También se arriesgará hoy porque para contar historias hay que ir a buscarlas en las calles, por las esquinas, en los recovecos donde nadie quiere entrar, en la soledad de la marginación, del racismo y la pobreza conjunta. Allí, el coronavirus es la menor de las preocupaciones. Lo primero es sobrevivir al hambre y al crimen.
Camila se aventura a la guerra contra un enemigo invisible armada con un cubre bocas –tan endeble como su propia seguridad-, lentes oscuros –por su fobia al sol- y un teléfono celular. La libreta y la pluma de reportera van en la mochila junto al valor y la confianza de salir bien librada de esta jornada.
Los títulos pomposos de “licenciada”, “maestra”, “periodista” pasan a un segundo término –incluso se olvidan- ante la relevancia que cobra una nueva etiqueta, que no es título universitario sino una condición de vida.
“Vulnerable”. Es lo que realmente importa en esta nueva realidad que obliga al distanciamiento y a la desconfianza. Camila es parte de ese grupo gracias a la hipertensión ocasionada por el estrés laboral, familiar y de la vida misma. Odia serlo pero no tiene alternativa. Piensa en ello mientras avanza calle abajo, mirando las lilas reverdecidas que se niegan a morir a pesar de la falta de lluvia.
La hostilidad del norte vuelve a tocar en su memoria en eso que pomposamente llaman “monitor de la sequía” y donde la mitad del estado de Chihuahua se encuentra en sequía extrema, o lo que es lo mismo: antes llovía poco, ahora llueve casi nada.
Se enfila por la avenida y el mundo la recibe con una bofetada: ella se ha encerrado las veces necesarias, se cuida, cuida a los demás y mientras tanto, la gente abarrota los puestos de comida, el transporte público, las calles, las banquetas, los supermercados, las farmacias y las tiendas naturistas en un intento desesperado por conseguir el remedio para el coronavirus. Si no es el cloro, será la hidroxicloroquina y en último caso las ramas de la damiana o el jengibre. Paradójicamente nadie cumple la sana distancia ni lleva mascarilla, ni evita los abrazos, las risas cercanas que lanzan efluvios invisibles o ¡los besos!
¡De qué sirve el encierro entonces! Grita molesta aunque nadie escuche su reclamo ni dé cuenta de su enojo que se materializa en un par de golpes al volante.

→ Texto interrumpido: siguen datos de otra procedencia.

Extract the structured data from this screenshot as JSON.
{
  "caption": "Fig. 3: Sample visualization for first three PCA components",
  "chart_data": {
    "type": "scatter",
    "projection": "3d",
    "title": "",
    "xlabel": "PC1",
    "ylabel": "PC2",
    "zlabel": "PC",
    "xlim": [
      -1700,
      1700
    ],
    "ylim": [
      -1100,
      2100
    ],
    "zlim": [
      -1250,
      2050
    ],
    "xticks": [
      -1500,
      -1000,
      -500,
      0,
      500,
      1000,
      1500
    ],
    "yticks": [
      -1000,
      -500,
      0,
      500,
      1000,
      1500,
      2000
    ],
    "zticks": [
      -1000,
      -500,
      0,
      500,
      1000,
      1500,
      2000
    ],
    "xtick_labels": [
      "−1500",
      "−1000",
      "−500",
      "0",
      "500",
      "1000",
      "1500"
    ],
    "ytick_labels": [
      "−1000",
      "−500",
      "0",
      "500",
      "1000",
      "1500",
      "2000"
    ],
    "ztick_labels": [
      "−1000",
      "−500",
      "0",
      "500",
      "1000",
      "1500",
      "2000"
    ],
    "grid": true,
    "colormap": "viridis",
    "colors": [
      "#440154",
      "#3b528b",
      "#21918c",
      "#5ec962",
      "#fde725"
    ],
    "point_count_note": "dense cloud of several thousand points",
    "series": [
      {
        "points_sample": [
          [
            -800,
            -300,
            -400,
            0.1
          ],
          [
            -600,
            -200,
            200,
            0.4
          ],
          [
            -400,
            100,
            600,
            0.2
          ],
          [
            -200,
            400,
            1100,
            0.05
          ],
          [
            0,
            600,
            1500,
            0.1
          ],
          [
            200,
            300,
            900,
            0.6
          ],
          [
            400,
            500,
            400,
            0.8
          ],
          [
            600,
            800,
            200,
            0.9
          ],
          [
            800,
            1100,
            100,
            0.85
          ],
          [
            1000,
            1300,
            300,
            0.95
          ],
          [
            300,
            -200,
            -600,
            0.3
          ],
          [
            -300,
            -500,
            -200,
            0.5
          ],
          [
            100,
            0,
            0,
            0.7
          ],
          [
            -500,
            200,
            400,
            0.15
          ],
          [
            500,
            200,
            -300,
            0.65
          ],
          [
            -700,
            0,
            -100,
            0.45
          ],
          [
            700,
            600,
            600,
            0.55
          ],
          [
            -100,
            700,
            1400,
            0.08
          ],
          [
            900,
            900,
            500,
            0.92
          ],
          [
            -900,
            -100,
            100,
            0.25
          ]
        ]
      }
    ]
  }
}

El sonido de las sirenas la obliga a regresar a la realidad. Estaciona el vehículo junto a la banqueta y espera a que pasen las patrullas; allá van: una, tres, cinco, diez. Decide seguirlas solo por curiosidad, finalmente no van tan lejos, están unas cuadras adelante.
“Es el muerto del día”, dice un despachador de la gasolinera que lo ha visto todo y muestra las fotos que ha tomado con el celular. Ella no quiere acercarse más de lo debido porque el hombre no trae el cubre bocas obligatorio y escupe cuando habla. Él no se da cuenta de eso, solo sonríe triunfante porque logró captar la imagen del muerto antes que nadie.
“Espere, el COVID”, le advierte Camila marcando la distancia entre ambos. Él responde con una mezcla de sarcasmo y burla en sus palabras.
“Para que se preocupa, si no nos mata la pandemia nos matarán las balas o la sed”, dice con su sonrisa desdentada y se va hacia el parque de enfrente donde un par de ancianos se han apropiado la escasa sombra de los árboles que aún sobreviven a la sequía.